Lately I have noticed that a wallaby mother and her joey have taken to sitting under my verandah. In fact she sits right up against the mud wall, under where my front door opens, so I walk over the top of her often. My verandah decking is pretty bouncy and noisy– as am I — and the screen door unavoidably scrapes out and back across the uneven boards, in order to exclude the slimmest snake when the door is shut.

Nothing fazes her, and I have become used to the glimpses of fur between the boards and beneath my feet. There is perhaps a metre clearance there.

So the other day, as I crossed the verandah and headed down the steps,  I was surprised to hear a deep snort/cough from behind and below me, and a heavy, panicky thud or two. I peered between the step treads and there was a very large wallaroo, now silhouetted near the sub-verandah opening. He saw me, gave another loud cough — almost a bark — and leapt away.

Of course I leapt for the camera, hoping he had paused. As he had, only a few metres uphill, and still inside the yard.
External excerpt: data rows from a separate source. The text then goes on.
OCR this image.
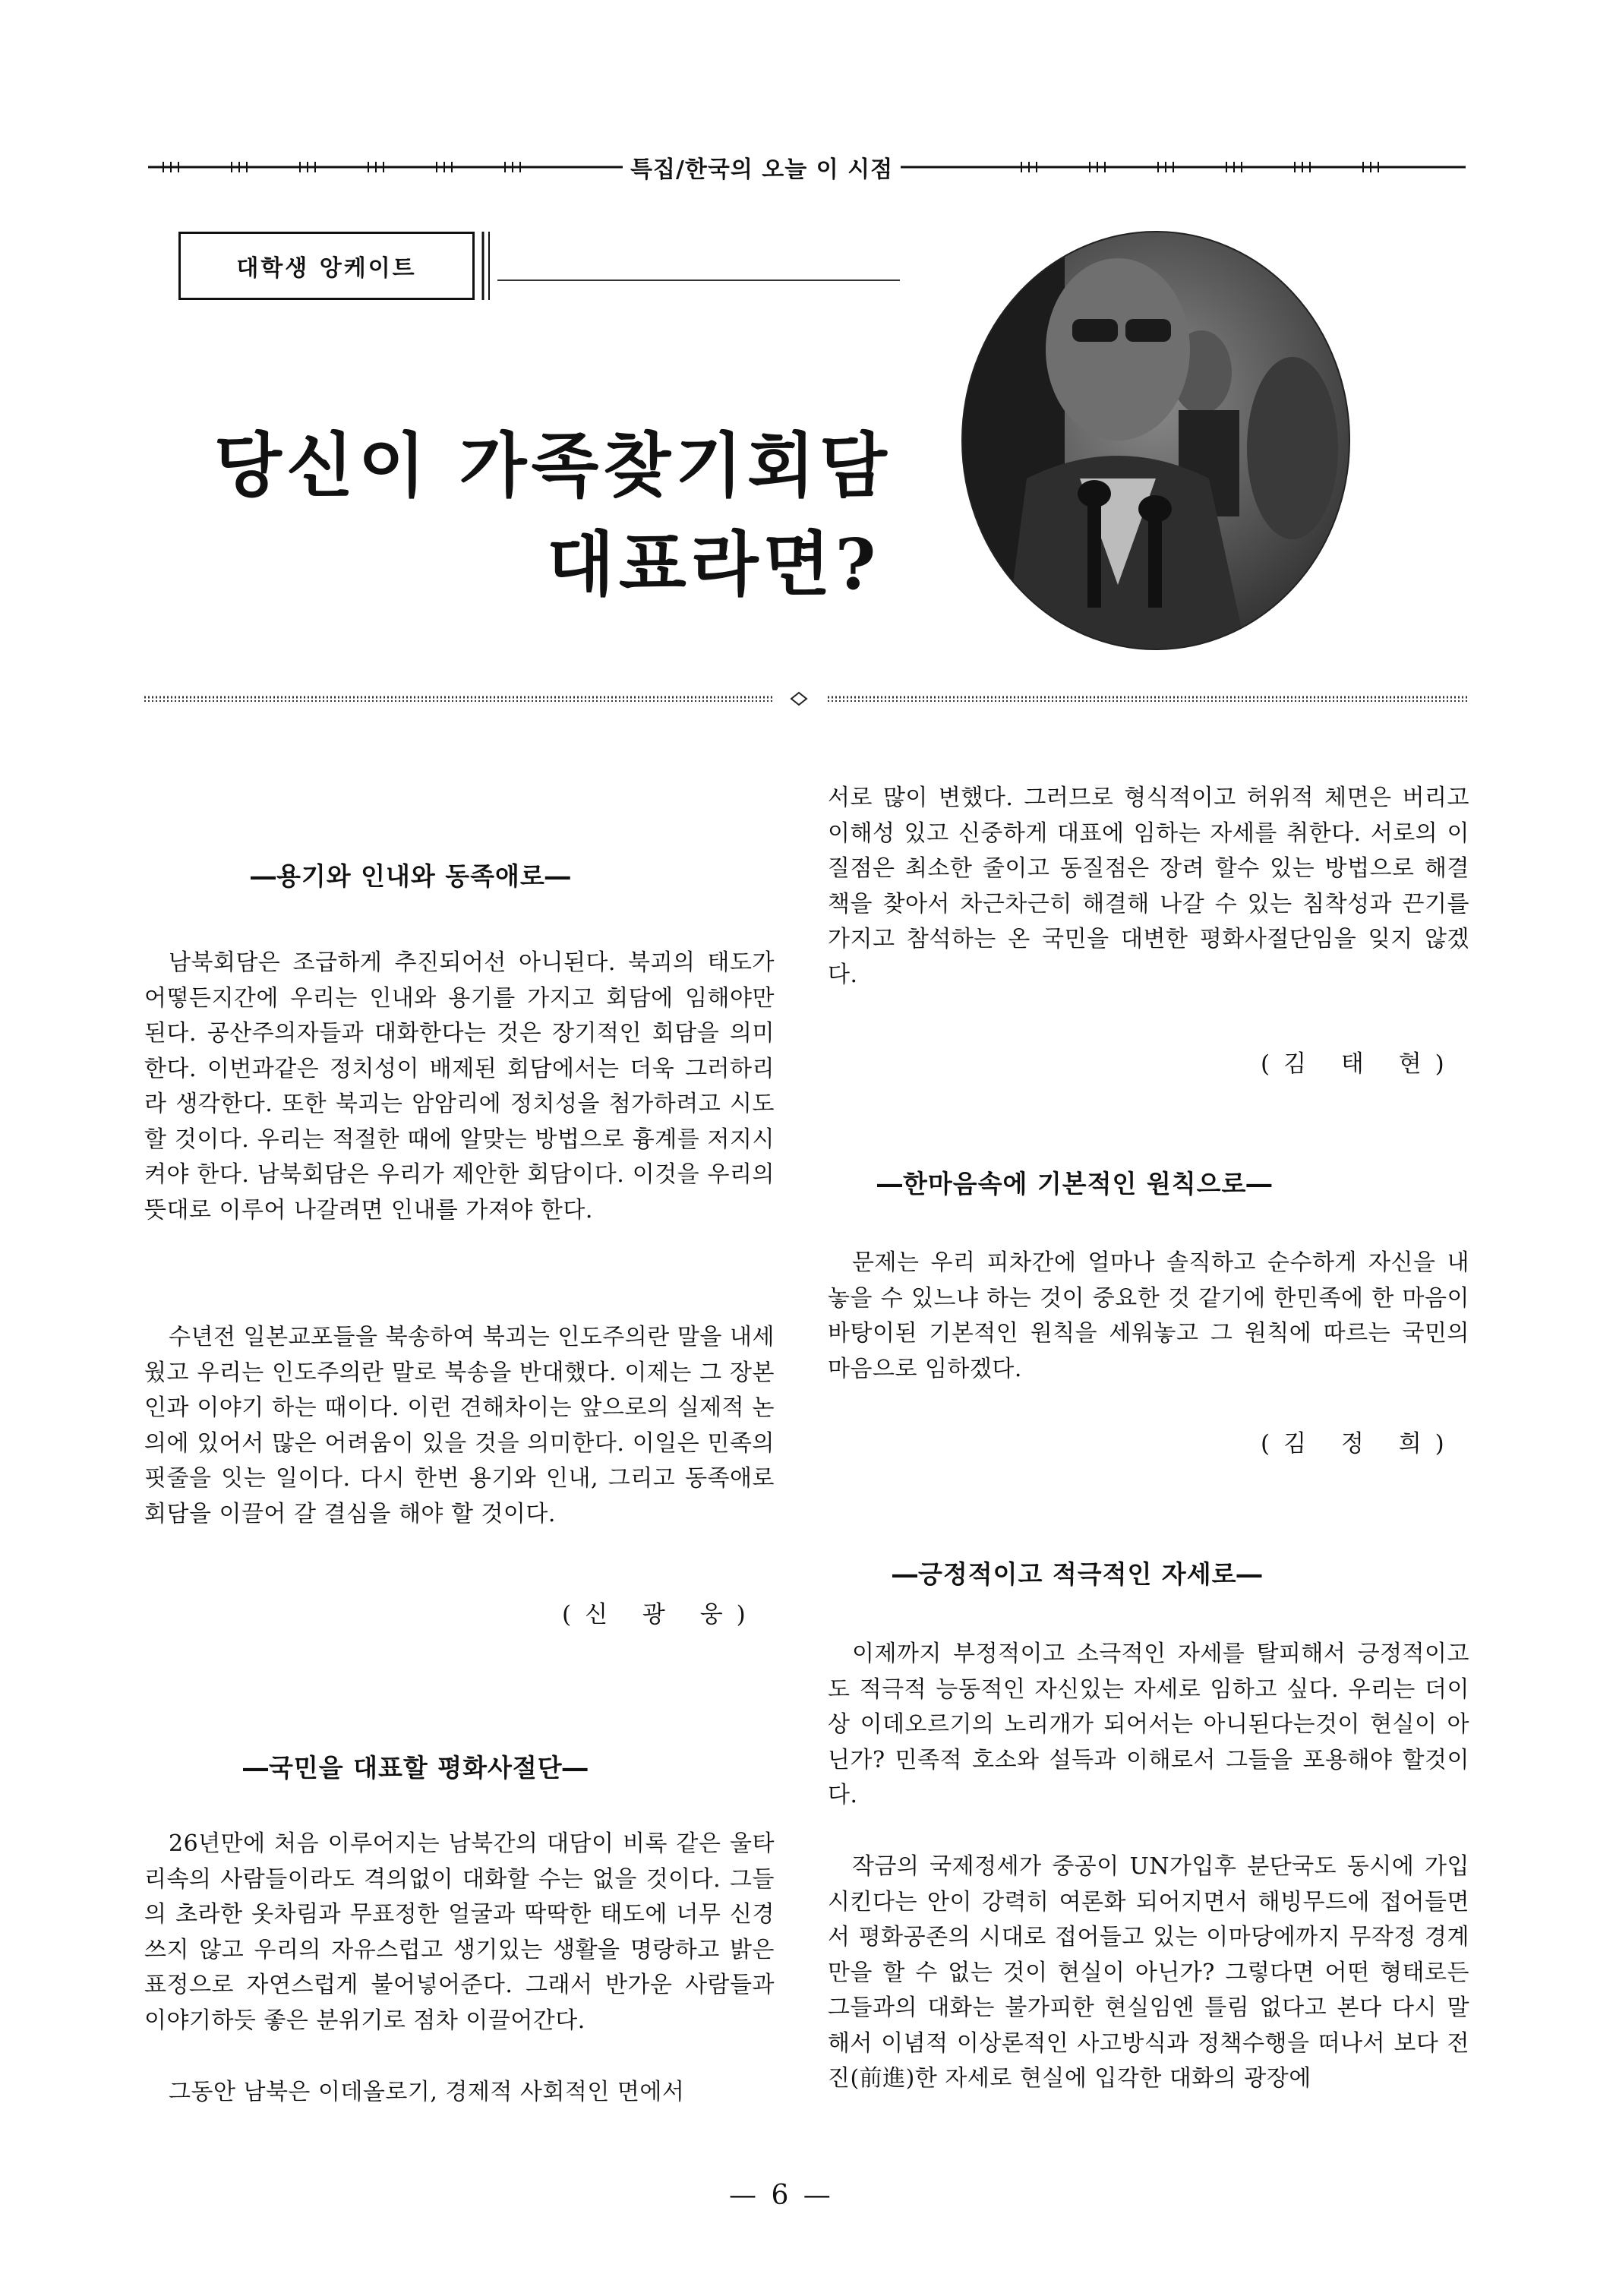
특집/한국의 오늘 이 시점
대학생 앙케이트
당신이 가족찾기회담
대표라면?
―용기와 인내와 동족애로―
남북회담은 조급하게 추진되어선 아니된다. 북괴의 태도가 어떻든지간에 우리는 인내와 용기를 가지고 회담에 임해야만 된다. 공산주의자들과 대화한다는 것은 장기적인 회담을 의미한다. 이번과같은 정치성이 배제된 회담에서는 더욱 그러하리라 생각한다. 또한 북괴는 암암리에 정치성을 첨가하려고 시도할 것이다. 우리는 적절한 때에 알맞는 방법으로 흉계를 저지시켜야 한다. 남북회담은 우리가 제안한 회담이다. 이것을 우리의 뜻대로 이루어 나갈려면 인내를 가져야 한다.
수년전 일본교포들을 북송하여 북괴는 인도주의란 말을 내세웠고 우리는 인도주의란 말로 북송을 반대했다. 이제는 그 장본인과 이야기 하는 때이다. 이런 견해차이는 앞으로의 실제적 논의에 있어서 많은 어려움이 있을 것을 의미한다. 이일은 민족의 핏줄을 잇는 일이다. 다시 한번 용기와 인내, 그리고 동족애로 회담을 이끌어 갈 결심을 해야 할 것이다.
(신 광 웅)
―국민을 대표할 평화사절단―
26년만에 처음 이루어지는 남북간의 대담이 비록 같은 울타리속의 사람들이라도 격의없이 대화할 수는 없을 것이다. 그들의 초라한 옷차림과 무표정한 얼굴과 딱딱한 태도에 너무 신경쓰지 않고 우리의 자유스럽고 생기있는 생활을 명랑하고 밝은표정으로 자연스럽게 불어넣어준다. 그래서 반가운 사람들과 이야기하듯 좋은 분위기로 점차 이끌어간다.
그동안 남북은 이데올로기, 경제적 사회적인 면에서
서로 많이 변했다. 그러므로 형식적이고 허위적 체면은 버리고 이해성 있고 신중하게 대표에 임하는 자세를 취한다. 서로의 이질점은 최소한 줄이고 동질점은 장려 할수 있는 방법으로 해결책을 찾아서 차근차근히 해결해 나갈 수 있는 침착성과 끈기를 가지고 참석하는 온 국민을 대변한 평화사절단임을 잊지 않겠다.
(김 태 현)
―한마음속에 기본적인 원칙으로―
문제는 우리 피차간에 얼마나 솔직하고 순수하게 자신을 내 놓을 수 있느냐 하는 것이 중요한 것 같기에 한민족에 한 마음이 바탕이된 기본적인 원칙을 세워놓고 그 원칙에 따르는 국민의 마음으로 임하겠다.
(김 정 희)
―긍정적이고 적극적인 자세로―
이제까지 부정적이고 소극적인 자세를 탈피해서 긍정적이고도 적극적 능동적인 자신있는 자세로 임하고 싶다. 우리는 더이상 이데오르기의 노리개가 되어서는 아니된다는것이 현실이 아닌가? 민족적 호소와 설득과 이해로서 그들을 포용해야 할것이다.
작금의 국제정세가 중공이 UN가입후 분단국도 동시에 가입 시킨다는 안이 강력히 여론화 되어지면서 해빙무드에 접어들면서 평화공존의 시대로 접어들고 있는 이마당에까지 무작정 경계만을 할 수 없는 것이 현실이 아닌가? 그렇다면 어떤 형태로든 그들과의 대화는 불가피한 현실임엔 틀림 없다고 본다 다시 말해서 이념적 이상론적인 사고방식과 정책수행을 떠나서 보다 전진(前進)한 자세로 현실에 입각한 대화의 광장에
— 6 —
In the six months or so since the yard has been open, the few wallaroos about have rarely come inside. I love it when they do, as there is something about their long fur and their powerful build that is more ‘wild’  than even a big male kangaroo. To have one choose to come so close to the house is unprecedented, but to have him choose to go in under the verandah is astonishing!

It is bare dirt under there, raked clean of dead leaves only weeks ago, in readiness for the summer fire season. There is nothing to eat. I wonder — is he sussing it out for a shady spot for summer, or is he thinking of compromising his wildness, of flirting with domesticity?